Dr. Townend said that Dr. Clark's biggest disappointment over the past few years was how his illness made going back to Africa difficult.
However his friends in Africa remember him well. Sue Rosenfeld, Resident Director of Boston University in Niger, met Dr. Clark in the Peace Corps in 1977. In Senegal, Dr. Clark was known as Ousmane, his Senagalese name.
"I feel as though I have been robbed," Rosenfeld said. "The world has been deprived of a wonderful, compassionate, brilliant Africanist."
Dr. Clark often stayed in an urban settlement called Bidiancoto, she said, where his reputation among the Peuhl people was unlike any other volunteer. "I myself could bargain for bananas just by saying 'Ousmane Sow is my friend.' And the price would go down," Rosenfeld said.
"He was so at home there," she continued. "Everyone knew him and loved him. I was offered calabashfuls of cow milk, straight from the udder—an honor—because I was Ous's friend. Try explaining ‘lactose intolerant' to a Peuhl herder! Ous and I laughed about that for years."
Maria Grosz-Ngaté, the Associate Director of the African Studies Program at Indiana University, met Dr. Clark in Dakar when he took her sister under his wing on her first trip to Africa. She was stunned by his death.
"I didn't even know he was ill, and the news came as quite a shock," she wrote.
In the classroom, Dr. Clark was known for demanding excellence of his students and often assigned heavy reading assignments. Tiana Pimental, an Honors student who took his Global History class, said that she considered adding a history major while taking his class, but she doubted herself.

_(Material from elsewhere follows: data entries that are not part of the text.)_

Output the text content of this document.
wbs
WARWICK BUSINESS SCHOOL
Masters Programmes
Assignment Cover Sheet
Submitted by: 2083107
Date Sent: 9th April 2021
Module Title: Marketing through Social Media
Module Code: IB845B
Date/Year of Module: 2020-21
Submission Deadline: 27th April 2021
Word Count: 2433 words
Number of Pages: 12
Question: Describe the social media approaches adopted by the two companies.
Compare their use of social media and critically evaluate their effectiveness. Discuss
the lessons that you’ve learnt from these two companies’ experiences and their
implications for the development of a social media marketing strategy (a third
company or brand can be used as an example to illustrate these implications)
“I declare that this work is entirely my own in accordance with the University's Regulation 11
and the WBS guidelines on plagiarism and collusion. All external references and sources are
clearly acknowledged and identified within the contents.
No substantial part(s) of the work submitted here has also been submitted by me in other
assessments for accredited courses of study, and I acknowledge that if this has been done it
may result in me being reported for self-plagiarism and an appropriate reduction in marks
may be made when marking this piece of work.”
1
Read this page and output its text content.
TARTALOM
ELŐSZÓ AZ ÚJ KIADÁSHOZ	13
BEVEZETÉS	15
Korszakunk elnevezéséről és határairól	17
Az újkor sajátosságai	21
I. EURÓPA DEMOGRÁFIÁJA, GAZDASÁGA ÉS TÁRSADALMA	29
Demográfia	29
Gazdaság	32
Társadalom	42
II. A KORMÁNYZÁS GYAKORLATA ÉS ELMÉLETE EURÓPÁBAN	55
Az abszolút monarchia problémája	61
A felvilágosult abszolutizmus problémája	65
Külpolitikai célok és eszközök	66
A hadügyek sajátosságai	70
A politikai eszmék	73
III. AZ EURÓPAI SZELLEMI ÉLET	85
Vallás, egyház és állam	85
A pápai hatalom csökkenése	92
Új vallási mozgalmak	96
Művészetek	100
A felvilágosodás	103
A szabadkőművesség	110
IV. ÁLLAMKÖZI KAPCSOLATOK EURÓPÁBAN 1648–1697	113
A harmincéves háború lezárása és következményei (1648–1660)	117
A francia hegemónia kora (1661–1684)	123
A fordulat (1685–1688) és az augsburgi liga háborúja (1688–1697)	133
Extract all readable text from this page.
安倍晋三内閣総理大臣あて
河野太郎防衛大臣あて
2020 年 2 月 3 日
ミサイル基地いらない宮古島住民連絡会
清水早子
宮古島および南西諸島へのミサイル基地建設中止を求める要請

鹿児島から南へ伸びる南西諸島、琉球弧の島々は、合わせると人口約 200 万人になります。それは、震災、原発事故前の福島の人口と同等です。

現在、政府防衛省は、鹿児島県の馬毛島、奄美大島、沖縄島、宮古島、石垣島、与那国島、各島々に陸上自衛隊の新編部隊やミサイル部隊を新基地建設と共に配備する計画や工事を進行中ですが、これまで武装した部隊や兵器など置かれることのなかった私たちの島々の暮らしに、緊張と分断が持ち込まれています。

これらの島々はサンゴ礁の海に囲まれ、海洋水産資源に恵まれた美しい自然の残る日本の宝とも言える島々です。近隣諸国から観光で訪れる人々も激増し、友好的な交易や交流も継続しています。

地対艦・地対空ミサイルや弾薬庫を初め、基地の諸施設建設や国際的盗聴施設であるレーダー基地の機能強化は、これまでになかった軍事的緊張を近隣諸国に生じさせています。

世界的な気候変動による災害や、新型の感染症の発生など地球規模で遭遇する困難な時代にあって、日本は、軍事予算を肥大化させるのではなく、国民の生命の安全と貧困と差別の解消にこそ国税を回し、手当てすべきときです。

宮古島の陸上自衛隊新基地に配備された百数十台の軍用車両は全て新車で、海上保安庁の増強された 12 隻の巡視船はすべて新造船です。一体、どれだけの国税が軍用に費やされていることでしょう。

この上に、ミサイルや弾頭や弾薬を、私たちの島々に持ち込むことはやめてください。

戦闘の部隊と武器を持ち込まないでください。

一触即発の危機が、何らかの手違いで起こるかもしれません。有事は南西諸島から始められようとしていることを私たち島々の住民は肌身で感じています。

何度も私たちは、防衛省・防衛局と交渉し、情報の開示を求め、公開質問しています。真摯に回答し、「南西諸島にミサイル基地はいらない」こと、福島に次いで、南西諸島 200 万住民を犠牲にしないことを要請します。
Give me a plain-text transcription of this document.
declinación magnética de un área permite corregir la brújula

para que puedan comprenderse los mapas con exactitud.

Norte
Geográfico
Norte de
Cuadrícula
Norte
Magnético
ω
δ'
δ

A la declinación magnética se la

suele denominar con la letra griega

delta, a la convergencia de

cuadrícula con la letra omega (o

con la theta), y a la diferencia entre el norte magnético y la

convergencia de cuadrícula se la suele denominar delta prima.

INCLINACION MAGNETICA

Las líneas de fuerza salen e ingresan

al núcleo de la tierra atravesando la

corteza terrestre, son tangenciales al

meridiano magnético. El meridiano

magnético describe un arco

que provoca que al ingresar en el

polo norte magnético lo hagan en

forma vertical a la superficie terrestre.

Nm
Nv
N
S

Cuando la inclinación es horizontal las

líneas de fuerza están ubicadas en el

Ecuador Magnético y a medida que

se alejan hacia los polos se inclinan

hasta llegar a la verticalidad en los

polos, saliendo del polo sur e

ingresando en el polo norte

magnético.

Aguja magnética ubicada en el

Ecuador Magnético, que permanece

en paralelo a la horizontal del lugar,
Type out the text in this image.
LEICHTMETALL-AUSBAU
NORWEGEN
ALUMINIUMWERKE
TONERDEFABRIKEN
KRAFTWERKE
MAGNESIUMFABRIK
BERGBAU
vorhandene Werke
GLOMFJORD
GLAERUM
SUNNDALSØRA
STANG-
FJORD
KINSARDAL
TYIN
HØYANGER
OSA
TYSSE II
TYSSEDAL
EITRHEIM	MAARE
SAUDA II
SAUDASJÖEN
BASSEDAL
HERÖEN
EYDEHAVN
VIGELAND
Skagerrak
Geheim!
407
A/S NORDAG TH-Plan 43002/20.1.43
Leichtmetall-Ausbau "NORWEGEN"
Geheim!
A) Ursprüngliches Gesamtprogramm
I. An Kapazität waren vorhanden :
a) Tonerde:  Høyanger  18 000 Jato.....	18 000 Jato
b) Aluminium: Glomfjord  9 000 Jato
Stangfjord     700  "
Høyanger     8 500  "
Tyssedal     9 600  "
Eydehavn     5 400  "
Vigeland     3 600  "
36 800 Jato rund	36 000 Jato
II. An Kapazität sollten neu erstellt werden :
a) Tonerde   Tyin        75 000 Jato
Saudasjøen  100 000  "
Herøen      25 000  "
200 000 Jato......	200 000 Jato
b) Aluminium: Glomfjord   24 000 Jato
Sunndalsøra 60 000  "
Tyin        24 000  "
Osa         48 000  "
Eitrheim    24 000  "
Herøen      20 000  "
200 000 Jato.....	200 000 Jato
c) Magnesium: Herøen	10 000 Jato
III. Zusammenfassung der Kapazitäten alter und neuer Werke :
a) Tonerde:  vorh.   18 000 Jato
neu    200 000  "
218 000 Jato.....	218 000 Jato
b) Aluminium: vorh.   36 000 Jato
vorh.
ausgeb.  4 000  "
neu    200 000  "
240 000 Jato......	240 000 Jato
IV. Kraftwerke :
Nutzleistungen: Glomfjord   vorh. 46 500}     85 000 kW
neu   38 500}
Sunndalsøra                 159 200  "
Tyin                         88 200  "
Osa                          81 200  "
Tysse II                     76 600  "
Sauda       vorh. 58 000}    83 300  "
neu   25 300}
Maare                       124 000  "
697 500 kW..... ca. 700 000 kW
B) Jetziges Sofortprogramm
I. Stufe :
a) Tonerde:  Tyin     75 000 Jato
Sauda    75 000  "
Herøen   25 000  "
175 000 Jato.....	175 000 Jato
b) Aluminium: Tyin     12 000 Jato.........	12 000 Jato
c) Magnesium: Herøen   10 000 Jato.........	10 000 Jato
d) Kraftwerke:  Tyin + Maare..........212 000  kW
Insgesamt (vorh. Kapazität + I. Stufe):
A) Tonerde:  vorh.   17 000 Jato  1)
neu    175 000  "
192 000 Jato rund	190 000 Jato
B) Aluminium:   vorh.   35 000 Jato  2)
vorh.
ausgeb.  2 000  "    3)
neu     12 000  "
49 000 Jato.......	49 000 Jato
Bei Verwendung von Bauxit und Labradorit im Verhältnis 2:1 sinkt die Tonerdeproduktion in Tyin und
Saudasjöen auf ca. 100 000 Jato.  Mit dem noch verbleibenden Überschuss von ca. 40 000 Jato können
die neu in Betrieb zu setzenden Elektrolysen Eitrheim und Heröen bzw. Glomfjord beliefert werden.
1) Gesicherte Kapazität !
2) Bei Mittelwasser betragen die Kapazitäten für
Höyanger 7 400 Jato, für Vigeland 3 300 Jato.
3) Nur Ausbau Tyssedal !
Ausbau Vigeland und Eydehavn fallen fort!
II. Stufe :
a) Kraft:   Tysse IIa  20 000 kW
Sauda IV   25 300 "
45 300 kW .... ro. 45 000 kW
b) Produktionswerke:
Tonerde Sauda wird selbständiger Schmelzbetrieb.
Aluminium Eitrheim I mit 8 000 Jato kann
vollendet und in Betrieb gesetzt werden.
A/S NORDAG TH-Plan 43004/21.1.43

It's really hard to do as well as you did," Dr. Clark had told her. "I promise you, you'll make it."
Dr. Clark will be remembered for his legacy as a lifelong learner. He has inspired others to follow in his footsteps and has deeply influenced the lives of others all over the world.
"I don't envy the task of filling his shoes," said Chris Darden, a graduate of the history department.
No one as of yet has stepped up to take his office either.